Reid blasted Republicans for bogging down the payroll tax conversation Thursday morning with a debate about Boiler MACT rules, regulations designed to rein in toxic emissions from boilers that the GOP and some Democrats say are overly-burdensome on small businesses and could kill thousands of American jobs as currently written.
"I want everyone put on notice - we're not going to walk away without some tough votes. If they can't do something, we'll do it," Reid threatened.

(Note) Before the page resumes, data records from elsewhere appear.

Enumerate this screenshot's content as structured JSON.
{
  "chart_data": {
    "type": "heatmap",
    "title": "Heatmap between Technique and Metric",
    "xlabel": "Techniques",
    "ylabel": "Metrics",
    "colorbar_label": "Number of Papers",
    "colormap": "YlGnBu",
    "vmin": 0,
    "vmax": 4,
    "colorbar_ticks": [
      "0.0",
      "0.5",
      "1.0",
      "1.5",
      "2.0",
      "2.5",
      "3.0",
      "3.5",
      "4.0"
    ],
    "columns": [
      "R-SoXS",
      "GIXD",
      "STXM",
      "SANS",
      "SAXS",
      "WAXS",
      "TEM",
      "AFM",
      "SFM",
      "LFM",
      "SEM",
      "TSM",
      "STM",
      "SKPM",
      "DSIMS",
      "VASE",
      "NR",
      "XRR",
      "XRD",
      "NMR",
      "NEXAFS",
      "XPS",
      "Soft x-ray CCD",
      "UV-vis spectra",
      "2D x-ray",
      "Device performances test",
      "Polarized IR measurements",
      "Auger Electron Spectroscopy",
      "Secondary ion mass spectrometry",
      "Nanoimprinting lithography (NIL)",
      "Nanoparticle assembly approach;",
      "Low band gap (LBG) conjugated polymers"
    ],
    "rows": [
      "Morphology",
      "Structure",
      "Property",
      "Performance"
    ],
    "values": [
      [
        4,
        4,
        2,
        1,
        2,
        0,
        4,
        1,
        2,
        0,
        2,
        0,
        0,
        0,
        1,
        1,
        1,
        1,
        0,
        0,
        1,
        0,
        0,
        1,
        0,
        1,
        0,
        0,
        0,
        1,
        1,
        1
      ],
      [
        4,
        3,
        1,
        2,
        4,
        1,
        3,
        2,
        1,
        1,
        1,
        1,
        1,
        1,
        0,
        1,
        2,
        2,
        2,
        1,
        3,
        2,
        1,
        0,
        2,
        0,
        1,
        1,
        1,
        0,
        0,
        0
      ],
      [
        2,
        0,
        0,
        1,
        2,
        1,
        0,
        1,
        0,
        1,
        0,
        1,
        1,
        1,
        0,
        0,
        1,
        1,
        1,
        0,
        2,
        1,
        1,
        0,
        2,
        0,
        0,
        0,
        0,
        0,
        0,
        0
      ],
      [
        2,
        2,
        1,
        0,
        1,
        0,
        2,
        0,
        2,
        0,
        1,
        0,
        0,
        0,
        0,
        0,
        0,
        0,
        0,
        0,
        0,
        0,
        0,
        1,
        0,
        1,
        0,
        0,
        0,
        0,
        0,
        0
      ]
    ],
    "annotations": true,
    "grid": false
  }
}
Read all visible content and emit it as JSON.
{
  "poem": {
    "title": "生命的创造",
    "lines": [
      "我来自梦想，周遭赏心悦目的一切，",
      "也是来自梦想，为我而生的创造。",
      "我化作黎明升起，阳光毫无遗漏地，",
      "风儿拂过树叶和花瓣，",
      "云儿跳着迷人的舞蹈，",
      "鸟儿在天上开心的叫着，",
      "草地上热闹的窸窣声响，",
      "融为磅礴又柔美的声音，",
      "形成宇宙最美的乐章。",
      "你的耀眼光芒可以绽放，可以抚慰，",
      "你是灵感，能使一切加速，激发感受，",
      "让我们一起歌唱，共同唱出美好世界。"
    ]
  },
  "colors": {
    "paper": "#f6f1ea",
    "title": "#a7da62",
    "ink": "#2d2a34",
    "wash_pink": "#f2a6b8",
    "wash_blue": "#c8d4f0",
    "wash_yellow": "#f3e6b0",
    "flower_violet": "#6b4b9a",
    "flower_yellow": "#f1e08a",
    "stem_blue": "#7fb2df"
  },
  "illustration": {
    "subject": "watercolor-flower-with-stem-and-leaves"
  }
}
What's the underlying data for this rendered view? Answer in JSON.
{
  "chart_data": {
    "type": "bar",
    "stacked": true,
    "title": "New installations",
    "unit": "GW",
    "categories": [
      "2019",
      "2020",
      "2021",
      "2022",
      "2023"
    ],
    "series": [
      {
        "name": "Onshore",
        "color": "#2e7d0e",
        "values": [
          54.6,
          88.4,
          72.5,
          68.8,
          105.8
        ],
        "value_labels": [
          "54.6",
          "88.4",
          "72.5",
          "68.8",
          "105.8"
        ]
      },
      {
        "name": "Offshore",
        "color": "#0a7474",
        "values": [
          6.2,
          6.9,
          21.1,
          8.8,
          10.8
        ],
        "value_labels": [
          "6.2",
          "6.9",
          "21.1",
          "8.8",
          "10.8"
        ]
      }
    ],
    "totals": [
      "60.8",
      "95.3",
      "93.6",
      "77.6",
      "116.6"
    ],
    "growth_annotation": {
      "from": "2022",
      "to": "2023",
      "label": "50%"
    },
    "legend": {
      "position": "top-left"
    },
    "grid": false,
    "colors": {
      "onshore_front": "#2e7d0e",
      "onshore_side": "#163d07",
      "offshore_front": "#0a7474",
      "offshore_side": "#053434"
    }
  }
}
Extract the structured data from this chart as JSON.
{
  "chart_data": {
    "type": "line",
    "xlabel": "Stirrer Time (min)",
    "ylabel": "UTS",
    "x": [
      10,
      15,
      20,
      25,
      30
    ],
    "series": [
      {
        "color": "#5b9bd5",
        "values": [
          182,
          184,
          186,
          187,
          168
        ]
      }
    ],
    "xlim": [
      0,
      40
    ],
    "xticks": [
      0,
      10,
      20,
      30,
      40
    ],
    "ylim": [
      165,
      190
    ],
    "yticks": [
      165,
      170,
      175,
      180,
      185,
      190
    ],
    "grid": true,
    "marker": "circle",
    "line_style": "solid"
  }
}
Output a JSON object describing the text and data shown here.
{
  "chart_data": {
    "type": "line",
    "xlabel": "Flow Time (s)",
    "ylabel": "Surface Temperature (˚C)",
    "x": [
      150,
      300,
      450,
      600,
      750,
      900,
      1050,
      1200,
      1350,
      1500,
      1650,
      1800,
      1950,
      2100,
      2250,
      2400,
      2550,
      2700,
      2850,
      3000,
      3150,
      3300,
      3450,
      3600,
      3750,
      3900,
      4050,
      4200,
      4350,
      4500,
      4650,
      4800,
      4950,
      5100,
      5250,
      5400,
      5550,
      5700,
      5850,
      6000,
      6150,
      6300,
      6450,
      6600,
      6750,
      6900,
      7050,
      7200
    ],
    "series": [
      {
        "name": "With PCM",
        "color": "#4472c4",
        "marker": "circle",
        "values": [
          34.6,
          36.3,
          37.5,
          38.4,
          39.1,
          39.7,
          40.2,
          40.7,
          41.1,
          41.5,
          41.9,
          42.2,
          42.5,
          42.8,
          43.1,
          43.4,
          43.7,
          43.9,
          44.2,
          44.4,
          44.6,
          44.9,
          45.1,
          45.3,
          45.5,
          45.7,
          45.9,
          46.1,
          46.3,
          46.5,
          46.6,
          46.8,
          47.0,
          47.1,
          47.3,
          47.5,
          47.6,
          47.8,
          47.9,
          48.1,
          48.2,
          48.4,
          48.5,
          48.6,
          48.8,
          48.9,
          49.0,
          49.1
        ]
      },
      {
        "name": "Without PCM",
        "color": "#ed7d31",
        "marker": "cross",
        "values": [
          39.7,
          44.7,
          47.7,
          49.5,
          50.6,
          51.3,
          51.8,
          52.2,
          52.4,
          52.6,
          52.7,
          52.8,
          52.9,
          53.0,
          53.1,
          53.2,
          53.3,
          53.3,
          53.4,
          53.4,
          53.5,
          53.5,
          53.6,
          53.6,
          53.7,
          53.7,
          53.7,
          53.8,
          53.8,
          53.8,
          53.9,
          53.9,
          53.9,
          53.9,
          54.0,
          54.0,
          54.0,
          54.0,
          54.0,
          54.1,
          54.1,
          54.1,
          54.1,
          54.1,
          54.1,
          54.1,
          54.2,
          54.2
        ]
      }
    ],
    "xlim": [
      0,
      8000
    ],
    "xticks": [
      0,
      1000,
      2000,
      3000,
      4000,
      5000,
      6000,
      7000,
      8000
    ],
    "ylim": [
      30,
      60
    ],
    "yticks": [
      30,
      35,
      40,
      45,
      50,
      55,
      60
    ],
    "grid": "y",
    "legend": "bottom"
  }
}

A senior Senate Democratic leadership aide tells Fox a bill is not yet being crafted, though.
An aide to House Ways and Means Committee Chairman Dave Camp, R-Mich., told Fox's Chad Pergram, "I would not have characterized (the meeting) as 'bogged down'. You had Senate conferees speak in support of Boiler Mact and a few of the Dems criticize it as not being a job creating measure - but there are varying data points that make it clear that if you are spending on regulatory costs and compliance then you don't have those resources to create jobs."
A measure to delay implementation of new Boiler MACT rules out of the EPA was included in a House-passed bill related to the payroll tax cut extension, but the Senate included no such provision in its version. The National Association of Manufacturers, along with a vast assortment of businesses, are pushing members to include a delay in this version of the payroll tax measure.
The conference is designed to hammer out differences, though at the moment, that task seems almost Herculean.
Shortly after Reid's warning, House Minority Leader Nancy Pelosi issued one of her own.
"The clock is ticking on the payroll tax cut," the California Democrat said, adding that she saw no reason to pay for the tax cut or extension of unemployment insurance benefits, though a surcharge on millionaires was the preferred route if an offset had to be found. The leader also suggested, as she has many times, that the savings from not prosecuting the war in Iraq could be used, as well.
The Reid and Pelosi warnings were quickly followed by a mail from the office of House Ways and Means Committee Ranking Democrat Sander Levin - which read, "Families cannot afford a repeat trip toward the brink that House Republicans took them to in December and over and over again last year."
Democrats have made political hay of GOP disagreement on how to deal with the payroll tax holiday, and it's clear they are itching for the opportunity to do so once again.